High-speed ditching of double curvature specimens with cavitation and ventilation

TL;DR

This study experimentally investigates the hydrodynamics of high-speed water entry of double-curvature specimens resembling aircraft fuselage sections, focusing on cavitation, ventilation, and load distribution influenced by shape, speed, and angle.

Contribution

It provides new insights into how curvature and speed affect cavitation, ventilation, and hydrodynamic loads during high-speed water entry of complex-shaped specimens.

Findings

Longitudinal curvature significantly influences cavitation and ventilation.

Transverse curvature affects pressure distribution and fluid escape.
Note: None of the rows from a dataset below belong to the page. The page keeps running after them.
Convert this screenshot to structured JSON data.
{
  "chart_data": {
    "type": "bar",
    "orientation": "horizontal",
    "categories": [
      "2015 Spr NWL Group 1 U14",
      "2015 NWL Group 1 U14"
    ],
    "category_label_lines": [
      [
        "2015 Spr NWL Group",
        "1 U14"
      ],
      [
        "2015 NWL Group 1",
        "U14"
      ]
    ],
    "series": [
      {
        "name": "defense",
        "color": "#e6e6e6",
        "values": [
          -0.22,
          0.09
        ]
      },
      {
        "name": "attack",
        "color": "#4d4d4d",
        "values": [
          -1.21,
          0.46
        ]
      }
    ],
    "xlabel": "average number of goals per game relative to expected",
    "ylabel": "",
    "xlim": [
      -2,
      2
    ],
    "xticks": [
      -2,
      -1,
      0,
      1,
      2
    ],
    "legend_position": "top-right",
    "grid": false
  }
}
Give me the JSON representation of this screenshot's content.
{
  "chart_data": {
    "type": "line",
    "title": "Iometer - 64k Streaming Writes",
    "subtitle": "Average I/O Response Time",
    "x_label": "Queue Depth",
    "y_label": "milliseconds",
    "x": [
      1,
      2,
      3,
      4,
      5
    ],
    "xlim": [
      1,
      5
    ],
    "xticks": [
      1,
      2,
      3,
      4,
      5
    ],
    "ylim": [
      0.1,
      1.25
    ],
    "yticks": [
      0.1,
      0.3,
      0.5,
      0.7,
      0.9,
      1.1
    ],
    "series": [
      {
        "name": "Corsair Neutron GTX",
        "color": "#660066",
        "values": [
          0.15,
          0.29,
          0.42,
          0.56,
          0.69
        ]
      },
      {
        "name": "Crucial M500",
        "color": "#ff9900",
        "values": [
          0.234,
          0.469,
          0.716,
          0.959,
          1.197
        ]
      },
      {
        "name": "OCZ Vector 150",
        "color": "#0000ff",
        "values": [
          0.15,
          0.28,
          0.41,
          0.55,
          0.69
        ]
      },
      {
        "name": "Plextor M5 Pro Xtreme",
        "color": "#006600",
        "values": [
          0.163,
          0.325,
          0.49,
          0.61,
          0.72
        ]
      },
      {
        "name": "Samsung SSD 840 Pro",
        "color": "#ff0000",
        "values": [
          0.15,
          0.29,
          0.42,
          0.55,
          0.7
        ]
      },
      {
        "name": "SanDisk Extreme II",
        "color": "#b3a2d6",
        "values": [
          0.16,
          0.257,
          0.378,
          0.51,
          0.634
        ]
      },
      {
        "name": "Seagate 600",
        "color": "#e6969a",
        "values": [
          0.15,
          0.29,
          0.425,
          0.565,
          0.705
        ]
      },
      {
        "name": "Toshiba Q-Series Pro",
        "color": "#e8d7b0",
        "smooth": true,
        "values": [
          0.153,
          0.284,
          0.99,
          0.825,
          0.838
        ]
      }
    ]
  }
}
Increased speed raises loads and alters cavitation modes.

Abstract

The water entry at high horizontal speed of double-curvature specimens, reproducing the rear part of the fuselage that first gets in contact with the water during aircraft ditching, is investigated experimentally. Three shapes are analysed, representing different aircraft types. Pressure and load measurements are taken, supported by underwater high-speed visualization. The effects of different horizontal speeds, pitch angles, and curvatures are analysed, while keeping a constant vertical-to-horizontal velocity ratio. It is observed that the longitudinal curvature plays a significant role in the hydrodynamics, potentially leading to cavitation and ventilation in the rear part of the specimen at high speeds. The transverse curvature affects the pressures and loads both at the front and at the rear, since a lower transverse curvature increases the possibility of the fluid to escape from the sides. An increase in pitch angle results in an increased loading, in terms of both amplitude and distribution. Finally, an increased horizontal speed leads to higher loads at the front but also affects the cavitation and ventilation modalities at the rear. The load scaling for flat plates also applies to these specimens at the front, but the occurrence of cavitation and ventilation invalidates it at the rear. The time evolution of the cavitation region and of the wetted area are examined through advanced image processing techniques and pressure data analysis. The comparison with the geometric intersection area of the specimen with the still water surface provides further insight into the hydrodynamic phenomena during the water entry.